A saúde se insere entre as matérias em que a competência é concorrente, na espécie não cumulativa (Constituição Federal, artigos 23, II e 24, XII), ou seja, é permitido aos municípios editar leis sobre saúde e vigilância sanitária, de interesse local e específico, suplementando outras de nível federal e estadual. Também é garantido ao Estado a edição das normas respectivas.

Nesse sentido, na competência concorrente, prevalecerá a norma de maior abrangência, em face dos interesses maiores da nação.

O cenário conflituoso vivenciado em Florianópolis teve início com a notícia do Governo do Estado, no dia 26/03/2020, de um planejamento de retomada das atividades econômicas suspensas até então.
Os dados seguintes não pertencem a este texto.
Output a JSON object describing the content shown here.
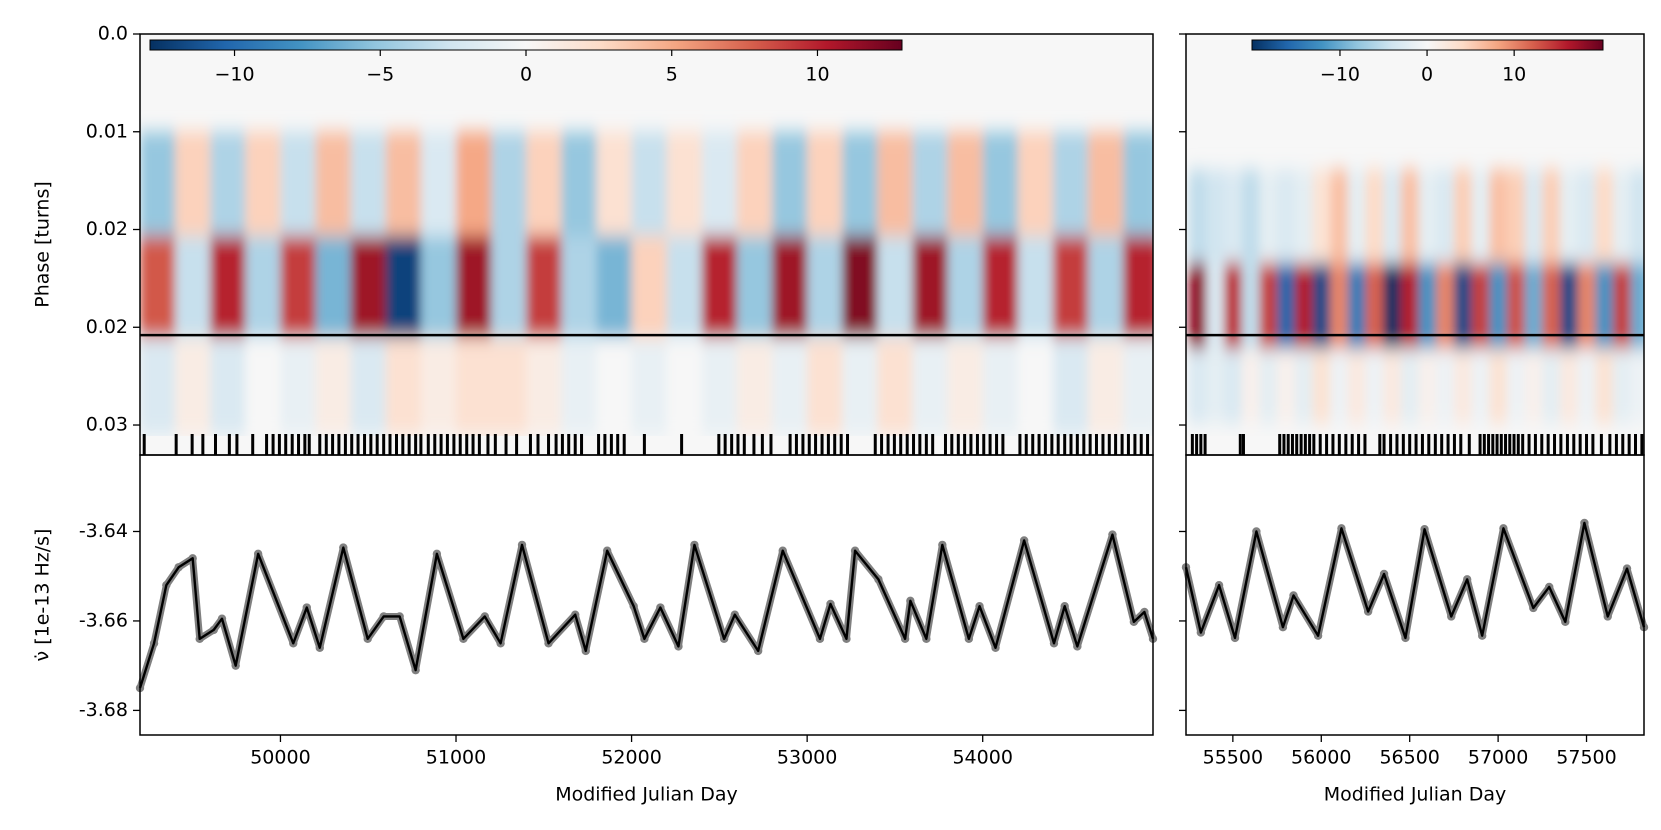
{
  "chart_data": [
    {
      "type": "heatmap",
      "x": [
        49300,
        49500,
        49700,
        49900,
        50100,
        50300,
        50500,
        50700,
        50900,
        51100,
        51300,
        51500,
        51700,
        51900,
        52100,
        52300,
        52500,
        52700,
        52900,
        53100,
        53300,
        53500,
        53700,
        53900,
        54100,
        54300,
        54500,
        54700,
        54900
      ],
      "y": [
        0.0115,
        0.0195,
        0.027
      ],
      "z": [
        [
          -5,
          3,
          -4,
          3,
          -3,
          4,
          -3,
          4,
          -2,
          5,
          -4,
          3,
          -5,
          2,
          -3,
          2,
          -2,
          3,
          -5,
          3,
          -5,
          4,
          -4,
          4,
          -5,
          3,
          -4,
          4,
          -5
        ],
        [
          8,
          -3,
          10,
          -4,
          9,
          -6,
          11,
          -12,
          -5,
          11,
          -4,
          9,
          -4,
          -6,
          3,
          -3,
          10,
          -5,
          11,
          -4,
          12,
          -3,
          11,
          -4,
          10,
          -3,
          9,
          -4,
          10
        ],
        [
          -2,
          1,
          -2,
          0,
          -1,
          1,
          -2,
          2,
          1,
          2,
          2,
          1,
          -1,
          0,
          -1,
          0,
          -1,
          1,
          -1,
          2,
          -1,
          2,
          -1,
          1,
          -1,
          0,
          -2,
          1,
          -1
        ]
      ],
      "xlim": [
        49200,
        54970
      ],
      "ylim": [
        0,
        0.0323
      ],
      "yticks": [
        {
          "value": 0,
          "label": "0.0"
        },
        {
          "value": 0.0075,
          "label": "0.01"
        },
        {
          "value": 0.015,
          "label": "0.02"
        },
        {
          "value": 0.0225,
          "label": "0.02"
        },
        {
          "value": 0.03,
          "label": "0.03"
        }
      ],
      "ylabel": "Phase [turns]",
      "hline": 0.0231,
      "hline_color": "#000000",
      "cmap": "RdBu_r",
      "clim": [
        -12.9,
        12.9
      ],
      "colorbar_ticks": [
        {
          "value": -10,
          "label": "−10"
        },
        {
          "value": -5,
          "label": "−5"
        },
        0,
        5,
        10
      ],
      "toa": [
        49224,
        49406,
        49497,
        49558,
        49630,
        49709,
        49752,
        49842,
        49921,
        49958,
        49994,
        50030,
        50067,
        50103,
        50139,
        50164,
        50224,
        50261,
        50297,
        50333,
        50370,
        50406,
        50442,
        50479,
        50515,
        50551,
        50588,
        50624,
        50661,
        50697,
        50733,
        50770,
        50800,
        50842,
        50879,
        50915,
        50951,
        50988,
        51024,
        51061,
        51097,
        51133,
        51182,
        51224,
        51285,
        51345,
        51424,
        51467,
        51527,
        51570,
        51606,
        51642,
        51679,
        51715,
        51812,
        51848,
        51885,
        51921,
        51958,
        52073,
        52285,
        52497,
        52533,
        52570,
        52606,
        52642,
        52697,
        52745,
        52794,
        52903,
        52939,
        52976,
        53012,
        53048,
        53085,
        53121,
        53157,
        53194,
        53230,
        53388,
        53424,
        53461,
        53497,
        53533,
        53570,
        53606,
        53642,
        53679,
        53715,
        53788,
        53824,
        53861,
        53897,
        53933,
        53970,
        54006,
        54042,
        54079,
        54115,
        54212,
        54248,
        54285,
        54321,
        54357,
        54394,
        54430,
        54467,
        54503,
        54539,
        54576,
        54612,
        54648,
        54685,
        54721,
        54757,
        54794,
        54830,
        54867,
        54903,
        54939
      ]
    },
    {
      "type": "line",
      "x": [
        49200,
        49280,
        49350,
        49420,
        49500,
        49540,
        49620,
        49667,
        49745,
        49873,
        50073,
        50150,
        50224,
        50358,
        50497,
        50588,
        50679,
        50770,
        50891,
        51042,
        51164,
        51254,
        51376,
        51527,
        51679,
        51739,
        51861,
        52012,
        52073,
        52164,
        52267,
        52358,
        52527,
        52588,
        52721,
        52861,
        53073,
        53133,
        53224,
        53273,
        53406,
        53558,
        53588,
        53679,
        53770,
        53921,
        53982,
        54073,
        54236,
        54406,
        54467,
        54539,
        54739,
        54861,
        54921,
        54970
      ],
      "values": [
        -3.675,
        -3.665,
        -3.652,
        -3.648,
        -3.646,
        -3.664,
        -3.662,
        -3.6595,
        -3.67,
        -3.645,
        -3.665,
        -3.657,
        -3.666,
        -3.6436,
        -3.664,
        -3.659,
        -3.659,
        -3.671,
        -3.645,
        -3.664,
        -3.659,
        -3.665,
        -3.643,
        -3.665,
        -3.6586,
        -3.6667,
        -3.6443,
        -3.6567,
        -3.664,
        -3.657,
        -3.6657,
        -3.643,
        -3.664,
        -3.6586,
        -3.6667,
        -3.6443,
        -3.664,
        -3.6562,
        -3.664,
        -3.6443,
        -3.6507,
        -3.664,
        -3.6555,
        -3.664,
        -3.643,
        -3.664,
        -3.6567,
        -3.666,
        -3.642,
        -3.665,
        -3.6567,
        -3.6657,
        -3.6407,
        -3.6602,
        -3.658,
        -3.664
      ],
      "xlim": [
        49200,
        54970
      ],
      "ylim": [
        -3.6855,
        -3.6229
      ],
      "xticks": [
        50000,
        51000,
        52000,
        53000,
        54000
      ],
      "yticks": [
        -3.64,
        -3.66,
        -3.68
      ],
      "xlabel": "Modified Julian Day",
      "ylabel": "ν̇ [1e-13 Hz/s]",
      "color": "#000000",
      "marker_color": "#808080"
    },
    {
      "type": "heatmap",
      "x": [
        55300,
        55400,
        55500,
        55600,
        55700,
        55800,
        55900,
        56000,
        56100,
        56200,
        56300,
        56400,
        56500,
        56600,
        56700,
        56800,
        56900,
        57000,
        57100,
        57200,
        57300,
        57400,
        57500,
        57600,
        57700,
        57800
      ],
      "y": [
        0.014,
        0.0212,
        0.027
      ],
      "z": [
        [
          -5,
          -4,
          -3,
          -5,
          -2,
          -3,
          -2,
          3,
          6,
          -2,
          4,
          -3,
          6,
          -2,
          -3,
          5,
          -2,
          6,
          5,
          -3,
          5,
          -2,
          -3,
          4,
          -2,
          -4
        ],
        [
          18,
          -3,
          15,
          -5,
          14,
          -16,
          16,
          -18,
          10,
          -14,
          12,
          -20,
          16,
          -12,
          10,
          -18,
          14,
          -12,
          13,
          -10,
          12,
          -18,
          10,
          -12,
          14,
          -10
        ],
        [
          -3,
          -2,
          -3,
          1,
          -2,
          1,
          -2,
          3,
          -1,
          2,
          -1,
          2,
          -2,
          1,
          -1,
          2,
          -1,
          3,
          -1,
          1,
          -2,
          2,
          -1,
          3,
          -2,
          -1
        ]
      ],
      "xlim": [
        55235,
        57825
      ],
      "ylim": [
        0,
        0.0323
      ],
      "hline": 0.0231,
      "hline_color": "#000000",
      "cmap": "RdBu_r",
      "clim": [
        -20.1,
        20.2
      ],
      "colorbar_ticks": [
        {
          "value": -10,
          "label": "−10"
        },
        0,
        10
      ],
      "toa": [
        55271,
        55295,
        55319,
        55343,
        55542,
        55560,
        55765,
        55789,
        55813,
        55837,
        55861,
        55886,
        55910,
        55934,
        55958,
        55994,
        56030,
        56066,
        56102,
        56139,
        56175,
        56211,
        56247,
        56331,
        56355,
        56392,
        56428,
        56464,
        56500,
        56536,
        56572,
        56608,
        56645,
        56681,
        56717,
        56753,
        56789,
        56837,
        56898,
        56922,
        56946,
        56970,
        56994,
        57018,
        57042,
        57066,
        57090,
        57114,
        57139,
        57175,
        57211,
        57247,
        57283,
        57319,
        57355,
        57392,
        57428,
        57464,
        57500,
        57536,
        57584,
        57632,
        57669,
        57705,
        57741,
        57777,
        57813
      ]
    },
    {
      "type": "line",
      "x": [
        55235,
        55319,
        55422,
        55512,
        55633,
        55783,
        55843,
        55982,
        56114,
        56265,
        56355,
        56476,
        56584,
        56735,
        56825,
        56910,
        57030,
        57199,
        57289,
        57380,
        57488,
        57620,
        57729,
        57825
      ],
      "values": [
        -3.648,
        -3.6626,
        -3.652,
        -3.6638,
        -3.64,
        -3.6614,
        -3.6543,
        -3.6633,
        -3.6393,
        -3.6579,
        -3.6495,
        -3.6638,
        -3.6395,
        -3.659,
        -3.6507,
        -3.6633,
        -3.6393,
        -3.6571,
        -3.6524,
        -3.6602,
        -3.6381,
        -3.659,
        -3.6483,
        -3.6614
      ],
      "xlim": [
        55235,
        57825
      ],
      "ylim": [
        -3.6855,
        -3.6229
      ],
      "xticks": [
        55500,
        56000,
        56500,
        57000,
        57500
      ],
      "xlabel": "Modified Julian Day",
      "color": "#000000",
      "marker_color": "#808080"
    }
  ]
}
Foi noticiado que o Governo pretendia publicar novo Decreto, assim que encerrado o vigente (em 31/03) menos restritivo, como medida de retomada do comércio, gradativamente, e de atividades lá descritas, tais como shoppings centers e academias.

A partir disso, a Prefeitura de Florianópolis, no dia 27/03/2020, publicou o Decreto 21.368 estabelecendo regras mais restritivas à proteção da saúde, prorrogando as medidas de enfrentamento ao Covid-19, inclusive com a suspensão pelo período de 7 (sete) dias das atividades e dos serviços privados não essenciais, citando expressamente academias e shoppings centers, cinemas, bares e comércio em geral.
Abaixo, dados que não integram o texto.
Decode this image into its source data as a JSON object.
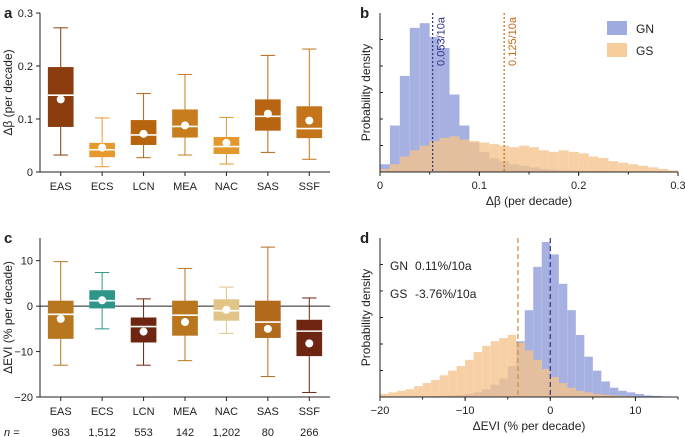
{
  "panels": [
    {
      "id": "a",
      "label": "a",
      "chart_data": {
        "type": "box",
        "ylabel": "Δβ (per decade)",
        "ylim": [
          0,
          0.3
        ],
        "yticks": [
          "0",
          "0.1",
          "0.2",
          "0.3"
        ],
        "categories": [
          "EAS",
          "ECS",
          "LCN",
          "MEA",
          "NAC",
          "SAS",
          "SSF"
        ],
        "colors": [
          "#8b3c0f",
          "#e69a2e",
          "#b8640f",
          "#c97c1e",
          "#e3982b",
          "#b86512",
          "#c4751b"
        ],
        "boxes": [
          {
            "whisker_low": 0.032,
            "q1": 0.085,
            "median": 0.145,
            "q3": 0.198,
            "whisker_high": 0.272,
            "mean": 0.137
          },
          {
            "whisker_low": 0.01,
            "q1": 0.028,
            "median": 0.042,
            "q3": 0.055,
            "whisker_high": 0.102,
            "mean": 0.046
          },
          {
            "whisker_low": 0.027,
            "q1": 0.051,
            "median": 0.07,
            "q3": 0.098,
            "whisker_high": 0.148,
            "mean": 0.072
          },
          {
            "whisker_low": 0.032,
            "q1": 0.065,
            "median": 0.086,
            "q3": 0.118,
            "whisker_high": 0.184,
            "mean": 0.088
          },
          {
            "whisker_low": 0.015,
            "q1": 0.034,
            "median": 0.048,
            "q3": 0.066,
            "whisker_high": 0.103,
            "mean": 0.055
          },
          {
            "whisker_low": 0.037,
            "q1": 0.078,
            "median": 0.105,
            "q3": 0.137,
            "whisker_high": 0.22,
            "mean": 0.11
          },
          {
            "whisker_low": 0.024,
            "q1": 0.064,
            "median": 0.082,
            "q3": 0.124,
            "whisker_high": 0.232,
            "mean": 0.097
          }
        ]
      }
    },
    {
      "id": "b",
      "label": "b",
      "chart_data": {
        "type": "histogram",
        "xlabel": "Δβ (per decade)",
        "ylabel": "Probability density",
        "xlim": [
          0,
          0.3
        ],
        "xticks": [
          "0",
          "0.1",
          "0.2",
          "0.3"
        ],
        "bin_width": 0.01,
        "series": [
          {
            "name": "GN",
            "color": "#8e9bd9",
            "bin_start": 0.0,
            "values": [
              0.05,
              0.3,
              0.62,
              0.93,
              0.96,
              0.87,
              0.8,
              0.5,
              0.3,
              0.19,
              0.13,
              0.09,
              0.07,
              0.05,
              0.04,
              0.03,
              0.02,
              0.015,
              0.01,
              0.01,
              0.005,
              0.005,
              0.005,
              0.003,
              0.003,
              0.002,
              0.002,
              0.002,
              0.001,
              0.001
            ]
          },
          {
            "name": "GS",
            "color": "#f6c48c",
            "bin_start": 0.0,
            "values": [
              0.02,
              0.05,
              0.1,
              0.14,
              0.17,
              0.2,
              0.22,
              0.23,
              0.21,
              0.2,
              0.19,
              0.18,
              0.17,
              0.16,
              0.17,
              0.16,
              0.14,
              0.13,
              0.14,
              0.13,
              0.12,
              0.1,
              0.09,
              0.07,
              0.06,
              0.05,
              0.04,
              0.03,
              0.02,
              0.01
            ]
          }
        ],
        "vlines": [
          {
            "x": 0.053,
            "label": "0.053/10a",
            "color": "#2f3480"
          },
          {
            "x": 0.125,
            "label": "0.125/10a",
            "color": "#c46a18"
          }
        ],
        "legend": "top-right"
      }
    },
    {
      "id": "c",
      "label": "c",
      "chart_data": {
        "type": "box",
        "ylabel": "ΔEVI (% per decade)",
        "ylim": [
          -20,
          15
        ],
        "yticks": [
          "−20",
          "−10",
          "0",
          "10"
        ],
        "ytick_values": [
          -20,
          -10,
          0,
          10
        ],
        "categories": [
          "EAS",
          "ECS",
          "LCN",
          "MEA",
          "NAC",
          "SAS",
          "SSF"
        ],
        "colors": [
          "#b8761f",
          "#2e9688",
          "#6e2511",
          "#b8761f",
          "#e2c487",
          "#b26a1c",
          "#6e2511"
        ],
        "boxes": [
          {
            "whisker_low": -13,
            "q1": -7.2,
            "median": -1.8,
            "q3": 1.2,
            "whisker_high": 9.8,
            "mean": -2.8
          },
          {
            "whisker_low": -5.0,
            "q1": -0.5,
            "median": 1.2,
            "q3": 3.5,
            "whisker_high": 7.4,
            "mean": 1.3
          },
          {
            "whisker_low": -13,
            "q1": -8.0,
            "median": -4.5,
            "q3": -2.5,
            "whisker_high": 1.6,
            "mean": -5.6
          },
          {
            "whisker_low": -12,
            "q1": -6.5,
            "median": -2.0,
            "q3": 1.2,
            "whisker_high": 8.3,
            "mean": -3.5
          },
          {
            "whisker_low": -6.0,
            "q1": -3.2,
            "median": -1.0,
            "q3": 1.5,
            "whisker_high": 4.2,
            "mean": -0.8
          },
          {
            "whisker_low": -15.5,
            "q1": -7.0,
            "median": -3.5,
            "q3": 1.2,
            "whisker_high": 13,
            "mean": -5.0
          },
          {
            "whisker_low": -19,
            "q1": -11,
            "median": -5.5,
            "q3": -3.0,
            "whisker_high": 1.8,
            "mean": -8.2
          }
        ],
        "n_label": "n =",
        "n_values": [
          "963",
          "1,512",
          "553",
          "142",
          "1,202",
          "80",
          "266"
        ]
      }
    },
    {
      "id": "d",
      "label": "d",
      "chart_data": {
        "type": "histogram",
        "xlabel": "ΔEVI (% per decade)",
        "ylabel": "Probability density",
        "xlim": [
          -20,
          15
        ],
        "xticks": [
          "−20",
          "−10",
          "0",
          "10"
        ],
        "xtick_values": [
          -20,
          -10,
          0,
          10
        ],
        "bin_width": 1,
        "series": [
          {
            "name": "GN",
            "color": "#8e9bd9",
            "bin_start": -20,
            "values": [
              0.002,
              0.002,
              0.003,
              0.003,
              0.004,
              0.005,
              0.006,
              0.008,
              0.01,
              0.014,
              0.02,
              0.03,
              0.05,
              0.08,
              0.12,
              0.2,
              0.36,
              0.56,
              0.84,
              1.0,
              0.92,
              0.73,
              0.56,
              0.4,
              0.26,
              0.17,
              0.1,
              0.06,
              0.04,
              0.03,
              0.02,
              0.01,
              0.007,
              0.004,
              0.002
            ]
          },
          {
            "name": "GS",
            "color": "#f6c48c",
            "bin_start": -20,
            "values": [
              0.02,
              0.03,
              0.04,
              0.05,
              0.07,
              0.09,
              0.11,
              0.14,
              0.17,
              0.2,
              0.24,
              0.29,
              0.33,
              0.36,
              0.38,
              0.4,
              0.35,
              0.3,
              0.24,
              0.18,
              0.13,
              0.09,
              0.06,
              0.04,
              0.03,
              0.02,
              0.015,
              0.01,
              0.008,
              0.006,
              0.004,
              0.003,
              0.002,
              0.001,
              0.001
            ]
          }
        ],
        "vlines": [
          {
            "x": 0.0,
            "color": "#2f3480"
          },
          {
            "x": -3.8,
            "color": "#d28a3a"
          }
        ],
        "annotations": [
          {
            "label": "GN",
            "value": "0.11%/10a"
          },
          {
            "label": "GS",
            "value": "-3.76%/10a"
          }
        ]
      }
    }
  ]
}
Com isso, estabeleceu-se um conflito de normas. Naquele momento, a resolução era simples: o Decreto Municipal, mais restritivo e aplicável à localidade (Florianópolis) estava de acordo com a competência do Prefeito e com a proteção à saúde.

Entretanto, no domingo (29), o Governador anunciou que havia recuado sobre as medidas de retomada das atividades econômicas e que o Decreto n. 525 de 23 de março de 2020, seria prorrogado por mais 7 (sete) dias, a partir de 1º de abril de 2020, data em que estariam valendo as medidas do Decreto Municipal.

Já na segunda-feira (30) o Governo do Estado de Santa Catarina confirmou a suspensão das atividades não essenciais, na mesma modalidade de “quarentena” anterior e, portanto, a mais restritiva até então, através do Decreto n. 535, que renovou por mais 7 (sete) dias o Decreto 525.

Portanto, criou-se o conflito, principalmente para a classe empresária: devo seguir o Decreto Municipal a partir de 1º de abril de 2020 ou o Decreto Estadual? No município de Florianópolis, o Decreto Municipal se mostrou mais favorável aos interesses de retomada das atividades comerciais e profissionais, porém, menos restritivo quanto à proteção da saúde da população. Já o Decreto Estadual é mais limitador no âmbito econômico, porém, mais abrangente e, consequentemente, protecionista do direito à saúde e ao bem-estar coletivo.

A partir disso, a questão conflituosa nos parece clara no sentido de considerar aplicável e obrigatório o determinado no Decreto 535, de 30 de março de 2020 do Governo do Estado de Santa Catarina.

Isso porque, tal norma se mostra mais abrangente na preponderância do interesse à saúde em geral, uma vez que a vida é o bem maior do ser humano, devendo ser tutelado principalmente pelo Poder Público. Ao limitar as atividades em regime de quarentena, nesse momento, de enfrentamento da pandemia causada pela Covid-19, o Decreto Estadual pode ser considerado mais abrangente do que o Municipal, diante dos interesses sociais à saúde.

Nesta leitura, o Decreto Estadual visa assegurar o direito à saúde em detrimento da atividade econômica e colocado em comparação ao Decreto Municipal, os cidadãos de Florianópolis podem considerar o primeiro aplicável a partir de 1º de abril de 2020, já que normatiza a preservação da vida como direito social e garantia fundamental.